A great headline posted in The Financial Times the other day:
When the banks closed in Wuhan, nobody cared
The Financial Times article makes clear how advanced the Chinese economy is today.
For several months this year, banks across Hubei province, an area home to 60 million people, shut their doors to retail customers. Most people in the region did not notice.
It’s a stark contrast to the experience in Europe and America, where the banks have been the central intermediaries between government intentions and citizens and small businesses’ reality. In my experience, the banks failed dramatically in Europe and America. In China, they didn’t care.
ATMs remained functional and most banks in the area offer some form of online banking. But many people in Wuhan said the payment applications they use — Alipay or WeChat Pay — were enough to get them through the crisis.
“We don’t need the banks anymore. If they close down, we don’t pay attention,” said one Wuhan resident who works as a driver. Another resident, a woman in her late 20s, said in early April: “I can’t remember the last time I went to the bank.”
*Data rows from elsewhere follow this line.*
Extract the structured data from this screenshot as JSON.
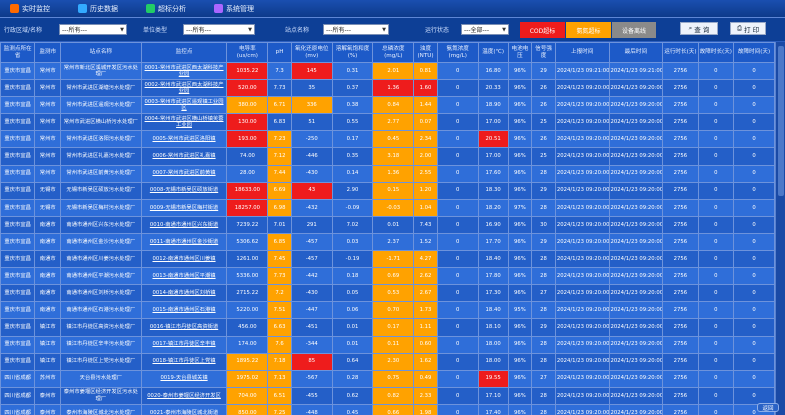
{
  "nav": {
    "items": [
      {
        "label": "实时监控",
        "color": "#ff6a00"
      },
      {
        "label": "历史数据",
        "color": "#33aaff"
      },
      {
        "label": "超标分析",
        "color": "#22cc66"
      },
      {
        "label": "系统管理",
        "color": "#aa66ff"
      }
    ]
  },
  "filters": {
    "region_label": "行政区域/名称",
    "region_value": "---所有---",
    "type_label": "单位类型",
    "type_value": "---所有---",
    "name_label": "站点名称",
    "name_value": "---所有---",
    "state_label": "运行状态",
    "state_value": "---全部---"
  },
  "legend": {
    "exceed": "COD超标",
    "warning": "氨氮超标",
    "offline": "设备离线"
  },
  "buttons": {
    "search": "查 询",
    "print": "打 印"
  },
  "colors": {
    "exceed": "#ee1c1c",
    "warning": "#ffa200",
    "offline": "#8a8a8a"
  },
  "table": {
    "headers": [
      "监测点所在省",
      "监测市",
      "站点名称",
      "监控点",
      "电导率(us/cm)",
      "pH",
      "氧化还原电位(mv)",
      "溶解氧饱和度(%)",
      "总磷浓度(mg/L)",
      "浊度(NTU)",
      "氨氮浓度(mg/L)",
      "温度(℃)",
      "电池电压",
      "信号强度",
      "上报时间",
      "最后时间",
      "运行时长(天)",
      "故障时长(天)",
      "故障时间(天)"
    ],
    "rows": [
      [
        "重庆市宜昌",
        "常州市",
        "常州市新北区溪城开发区污水处理厂",
        "0001-常州市武进区西太湖科技产业园",
        "1035.22",
        "7.3",
        "145",
        "0.31",
        "2.01",
        "0.81",
        "0",
        "16.80",
        "96%",
        "29",
        "2024/1/23 09:21:00",
        "2024/1/23 09:21:00",
        "2756",
        "0",
        "0"
      ],
      [
        "重庆市宜昌",
        "常州市",
        "常州市武进区湖塘污水处理厂",
        "0002-常州市武进区西太湖科技产业园",
        "520.00",
        "7.73",
        "35",
        "0.37",
        "1.36",
        "1.60",
        "0",
        "20.33",
        "96%",
        "26",
        "2024/1/23 09:20:00",
        "2024/1/23 09:20:00",
        "2756",
        "0",
        "0"
      ],
      [
        "重庆市宜昌",
        "常州市",
        "常州市武进区遥观污水处理厂",
        "0003-常州市武进区遥观镇工业园区",
        "380.00",
        "6.71",
        "336",
        "0.38",
        "0.84",
        "1.44",
        "0",
        "18.90",
        "96%",
        "26",
        "2024/1/23 09:20:00",
        "2024/1/23 09:20:00",
        "2756",
        "0",
        "0"
      ],
      [
        "重庆市宜昌",
        "常州市",
        "常州市武进区横山桥污水处理厂",
        "0004-常州市武进区横山桥镇芙蓉工业园",
        "130.00",
        "6.83",
        "51",
        "0.55",
        "2.77",
        "0.07",
        "0",
        "17.00",
        "96%",
        "25",
        "2024/1/23 09:20:00",
        "2024/1/23 09:20:00",
        "2756",
        "0",
        "0"
      ],
      [
        "重庆市宜昌",
        "常州市",
        "常州市武进区洛阳污水处理厂",
        "0005-常州市武进区洛阳镇",
        "193.00",
        "7.23",
        "-250",
        "0.17",
        "0.45",
        "2.34",
        "0",
        "20.51",
        "96%",
        "26",
        "2024/1/23 09:20:00",
        "2024/1/23 09:20:00",
        "2756",
        "0",
        "0"
      ],
      [
        "重庆市宜昌",
        "常州市",
        "常州市武进区礼嘉污水处理厂",
        "0006-常州市武进区礼嘉镇",
        "74.00",
        "7.12",
        "-446",
        "0.35",
        "3.18",
        "2.00",
        "0",
        "17.00",
        "96%",
        "25",
        "2024/1/23 09:20:00",
        "2024/1/23 09:20:00",
        "2756",
        "0",
        "0"
      ],
      [
        "重庆市宜昌",
        "常州市",
        "常州市武进区前黄污水处理厂",
        "0007-常州市武进区前黄镇",
        "28.00",
        "7.44",
        "-430",
        "0.14",
        "1.36",
        "2.55",
        "0",
        "17.60",
        "96%",
        "28",
        "2024/1/23 09:20:00",
        "2024/1/23 09:20:00",
        "2756",
        "0",
        "0"
      ],
      [
        "重庆市宜昌",
        "无锡市",
        "无锡市新吴区硕放污水处理厂",
        "0008-无锡市新吴区硕放街道",
        "18633.00",
        "6.69",
        "43",
        "2.90",
        "0.15",
        "1.20",
        "0",
        "18.30",
        "96%",
        "29",
        "2024/1/23 09:20:00",
        "2024/1/23 09:20:00",
        "2756",
        "0",
        "0"
      ],
      [
        "重庆市宜昌",
        "无锡市",
        "无锡市新吴区梅村污水处理厂",
        "0009-无锡市新吴区梅村街道",
        "18257.00",
        "6.98",
        "-432",
        "-0.09",
        "-0.03",
        "1.04",
        "0",
        "18.20",
        "97%",
        "28",
        "2024/1/23 09:20:00",
        "2024/1/23 09:20:00",
        "2756",
        "0",
        "0"
      ],
      [
        "重庆市宜昌",
        "南通市",
        "南通市通州区兴东污水处理厂",
        "0010-南通市通州区兴东街道",
        "7239.22",
        "7.01",
        "291",
        "7.02",
        "0.01",
        "7.43",
        "0",
        "16.90",
        "96%",
        "30",
        "2024/1/23 09:20:00",
        "2024/1/23 09:20:00",
        "2756",
        "0",
        "0"
      ],
      [
        "重庆市宜昌",
        "南通市",
        "南通市通州区金沙污水处理厂",
        "0011-南通市通州区金沙街道",
        "5306.62",
        "6.85",
        "-457",
        "0.03",
        "2.37",
        "1.52",
        "0",
        "17.70",
        "96%",
        "29",
        "2024/1/23 09:20:00",
        "2024/1/23 09:20:00",
        "2756",
        "0",
        "0"
      ],
      [
        "重庆市宜昌",
        "南通市",
        "南通市通州区川姜污水处理厂",
        "0012-南通市通州区川姜镇",
        "1261.00",
        "7.45",
        "-457",
        "-0.19",
        "-1.71",
        "4.27",
        "0",
        "18.40",
        "96%",
        "28",
        "2024/1/23 09:20:00",
        "2024/1/23 09:20:00",
        "2756",
        "0",
        "0"
      ],
      [
        "重庆市宜昌",
        "南通市",
        "南通市通州区平潮污水处理厂",
        "0013-南通市通州区平潮镇",
        "5336.00",
        "7.73",
        "-442",
        "0.18",
        "0.69",
        "2.62",
        "0",
        "17.80",
        "96%",
        "28",
        "2024/1/23 09:20:00",
        "2024/1/23 09:20:00",
        "2756",
        "0",
        "0"
      ],
      [
        "重庆市宜昌",
        "南通市",
        "南通市通州区刘桥污水处理厂",
        "0014-南通市通州区刘桥镇",
        "2715.22",
        "7.2",
        "-430",
        "0.05",
        "0.53",
        "2.67",
        "0",
        "17.30",
        "96%",
        "27",
        "2024/1/23 09:20:00",
        "2024/1/23 09:20:00",
        "2756",
        "0",
        "0"
      ],
      [
        "重庆市宜昌",
        "南通市",
        "南通市通州区石港污水处理厂",
        "0015-南通市通州区石港镇",
        "5220.00",
        "7.51",
        "-447",
        "0.06",
        "0.70",
        "1.73",
        "0",
        "18.40",
        "95%",
        "28",
        "2024/1/23 09:20:00",
        "2024/1/23 09:20:00",
        "2756",
        "0",
        "0"
      ],
      [
        "重庆市宜昌",
        "镇江市",
        "镇江市丹徒区高资污水处理厂",
        "0016-镇江市丹徒区高资街道",
        "456.00",
        "6.63",
        "-451",
        "0.01",
        "0.17",
        "1.11",
        "0",
        "18.10",
        "96%",
        "29",
        "2024/1/23 09:20:00",
        "2024/1/23 09:20:00",
        "2756",
        "0",
        "0"
      ],
      [
        "重庆市宜昌",
        "镇江市",
        "镇江市丹徒区辛丰污水处理厂",
        "0017-镇江市丹徒区辛丰镇",
        "174.00",
        "7.6",
        "-344",
        "0.01",
        "0.11",
        "0.60",
        "0",
        "18.00",
        "96%",
        "28",
        "2024/1/23 09:20:00",
        "2024/1/23 09:20:00",
        "2756",
        "0",
        "0"
      ],
      [
        "重庆市宜昌",
        "镇江市",
        "镇江市丹徒区上党污水处理厂",
        "0018-镇江市丹徒区上党镇",
        "1895.22",
        "7.18",
        "85",
        "0.64",
        "2.30",
        "1.62",
        "0",
        "18.00",
        "96%",
        "28",
        "2024/1/23 09:20:00",
        "2024/1/23 09:20:00",
        "2756",
        "0",
        "0"
      ],
      [
        "四川省成都",
        "苏州市",
        "天台县污水处理厂",
        "0019-天台县城关镇",
        "1975.02",
        "7.13",
        "-567",
        "0.28",
        "0.75",
        "0.49",
        "0",
        "19.55",
        "96%",
        "27",
        "2024/1/23 09:20:00",
        "2024/1/23 09:20:00",
        "2756",
        "0",
        "0"
      ],
      [
        "四川省成都",
        "泰州市",
        "泰州市姜堰区经济开发区污水处理厂",
        "0020-泰州市姜堰区经济开发区",
        "704.00",
        "6.51",
        "-455",
        "0.62",
        "0.82",
        "2.33",
        "0",
        "17.10",
        "96%",
        "28",
        "2024/1/23 09:20:00",
        "2024/1/23 09:20:00",
        "2756",
        "0",
        "0"
      ],
      [
        "四川省成都",
        "泰州市",
        "泰州市海陵区城北污水处理厂",
        "0021-泰州市海陵区城北街道",
        "850.00",
        "7.25",
        "-448",
        "0.45",
        "0.66",
        "1.98",
        "0",
        "17.40",
        "96%",
        "28",
        "2024/1/23 09:20:00",
        "2024/1/23 09:20:00",
        "2756",
        "0",
        "0"
      ]
    ],
    "highlights": [
      {
        "c4": "red",
        "c5": "",
        "c6": "red",
        "c8": "orange",
        "c9": "orange"
      },
      {
        "c4": "red",
        "c5": "",
        "c6": "",
        "c8": "red",
        "c9": "red"
      },
      {
        "c4": "orange",
        "c5": "orange",
        "c6": "orange",
        "c8": "orange",
        "c9": "orange"
      },
      {
        "c4": "red",
        "c5": "",
        "c6": "",
        "c8": "orange",
        "c9": "orange"
      },
      {
        "c4": "red",
        "c5": "orange",
        "c6": "",
        "c8": "orange",
        "c9": "orange",
        "c11": "red"
      },
      {
        "c4": "",
        "c5": "orange",
        "c6": "",
        "c8": "orange",
        "c9": "orange"
      },
      {
        "c4": "",
        "c5": "orange",
        "c6": "",
        "c8": "orange",
        "c9": "orange"
      },
      {
        "c4": "red",
        "c5": "orange",
        "c6": "red",
        "c8": "orange",
        "c9": "orange"
      },
      {
        "c4": "red",
        "c5": "orange",
        "c6": "",
        "c8": "orange",
        "c9": "orange"
      },
      {
        "c4": "",
        "c5": "",
        "c6": "",
        "c8": "",
        "c9": ""
      },
      {
        "c4": "",
        "c5": "orange",
        "c6": "",
        "c8": "",
        "c9": ""
      },
      {
        "c4": "",
        "c5": "orange",
        "c6": "",
        "c8": "orange",
        "c9": "orange"
      },
      {
        "c4": "",
        "c5": "orange",
        "c6": "",
        "c8": "orange",
        "c9": "orange"
      },
      {
        "c4": "",
        "c5": "orange",
        "c6": "",
        "c8": "orange",
        "c9": "orange"
      },
      {
        "c4": "",
        "c5": "orange",
        "c6": "",
        "c8": "orange",
        "c9": "orange"
      },
      {
        "c4": "",
        "c5": "orange",
        "c6": "",
        "c8": "orange",
        "c9": "orange"
      },
      {
        "c4": "",
        "c5": "orange",
        "c6": "",
        "c8": "orange",
        "c9": "orange"
      },
      {
        "c4": "orange",
        "c5": "orange",
        "c6": "red",
        "c8": "orange",
        "c9": "orange"
      },
      {
        "c4": "orange",
        "c5": "orange",
        "c6": "",
        "c8": "orange",
        "c9": "orange",
        "c11": "red"
      },
      {
        "c4": "orange",
        "c5": "orange",
        "c6": "",
        "c8": "orange",
        "c9": "orange"
      },
      {
        "c4": "orange",
        "c5": "orange",
        "c6": "",
        "c8": "orange",
        "c9": "orange"
      }
    ]
  },
  "corner_button": "返回"
}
This is because China has leap-frogged Europe and America from a payments and financial markets perspective – as discussed in-depth in the latest FinTech Times – and has rapidly moved to become a cashless society. The figures vary but anything from $30 to $50 trillion moved through mobile wallets in China last year and, in my experience, if you go there and try to use cash, you’re looked at as some sort of alien creature.
However, as the FT points out, banks are still needed:
Online payments accounts require users to link to a bank account, and many companies still pay their employees through banks. But, much to the dismay of banks in China, the institutions merely act as custodians until the cash is transferred into an online payment account.
Just that they’re not recognised as important anymore.